Public IP Retrieval Services

In iam.tf, an HTTP data source is used to retrieve the caller's public IP address. This IP address is then used as a constraint for the module-created IAM policy.

Allowing a remote service to provide a string for constraining IAM Access to a specific source IP provides a limited, but non-zero security concern.

Should you wish to provide a different IP retrieval service, you can update the iam_ip_address_retrieval_service variable with the URL to a service you trust. See variables.tf and iam.tf for more information.

The HTTP data source may display a warning if the underlying retrieval services not expose a Content-Type that is compatible with the data source.

Code Linting

This repository makes use of GitHub Actions to provide support for a variety of linting tools.

To use Snyk IaC scanning, a GitHub Actions Secret named SNYK_TOKEN must be created.

Author Information

This repository is maintained by the contributors listed on GitHub.

License

Licensed under the Apache License, Version 2.0 (the "License").

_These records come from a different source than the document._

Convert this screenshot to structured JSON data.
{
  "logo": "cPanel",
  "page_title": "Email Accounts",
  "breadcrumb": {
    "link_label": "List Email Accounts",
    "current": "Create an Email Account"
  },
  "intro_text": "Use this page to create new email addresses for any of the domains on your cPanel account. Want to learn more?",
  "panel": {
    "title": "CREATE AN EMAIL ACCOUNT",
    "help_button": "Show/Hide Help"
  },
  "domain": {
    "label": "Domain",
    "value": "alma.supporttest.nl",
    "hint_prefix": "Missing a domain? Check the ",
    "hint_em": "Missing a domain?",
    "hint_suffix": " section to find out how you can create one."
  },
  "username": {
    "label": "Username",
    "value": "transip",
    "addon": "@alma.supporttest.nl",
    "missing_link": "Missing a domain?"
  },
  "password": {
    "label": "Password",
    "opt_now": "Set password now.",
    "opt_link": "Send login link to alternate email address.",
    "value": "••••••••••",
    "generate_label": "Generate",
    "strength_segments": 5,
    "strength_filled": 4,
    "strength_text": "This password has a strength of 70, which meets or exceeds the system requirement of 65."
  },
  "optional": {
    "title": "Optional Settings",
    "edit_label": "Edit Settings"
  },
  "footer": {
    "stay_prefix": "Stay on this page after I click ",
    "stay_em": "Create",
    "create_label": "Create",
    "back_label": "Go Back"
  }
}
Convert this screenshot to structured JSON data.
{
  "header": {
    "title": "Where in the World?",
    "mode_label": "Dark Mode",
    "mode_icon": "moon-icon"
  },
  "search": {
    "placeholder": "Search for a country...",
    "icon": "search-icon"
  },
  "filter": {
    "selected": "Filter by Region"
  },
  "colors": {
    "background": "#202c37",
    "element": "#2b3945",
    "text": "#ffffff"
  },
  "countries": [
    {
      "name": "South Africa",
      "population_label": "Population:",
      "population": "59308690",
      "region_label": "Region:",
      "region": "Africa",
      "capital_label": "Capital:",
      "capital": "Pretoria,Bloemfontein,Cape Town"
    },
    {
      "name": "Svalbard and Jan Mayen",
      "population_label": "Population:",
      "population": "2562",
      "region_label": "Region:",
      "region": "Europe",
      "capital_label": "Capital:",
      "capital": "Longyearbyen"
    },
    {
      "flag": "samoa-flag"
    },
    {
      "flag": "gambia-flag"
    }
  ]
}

You may obtain a copy of the License at apache.org/licenses/LICENSE-2.0.

Unless required by applicable law or agreed to in writing, software distributed under the License is distributed on an "AS IS" basis, without WARRANTIES or conditions of any kind, either express or implied.

See the License for the specific language governing permissions and limitations under the License.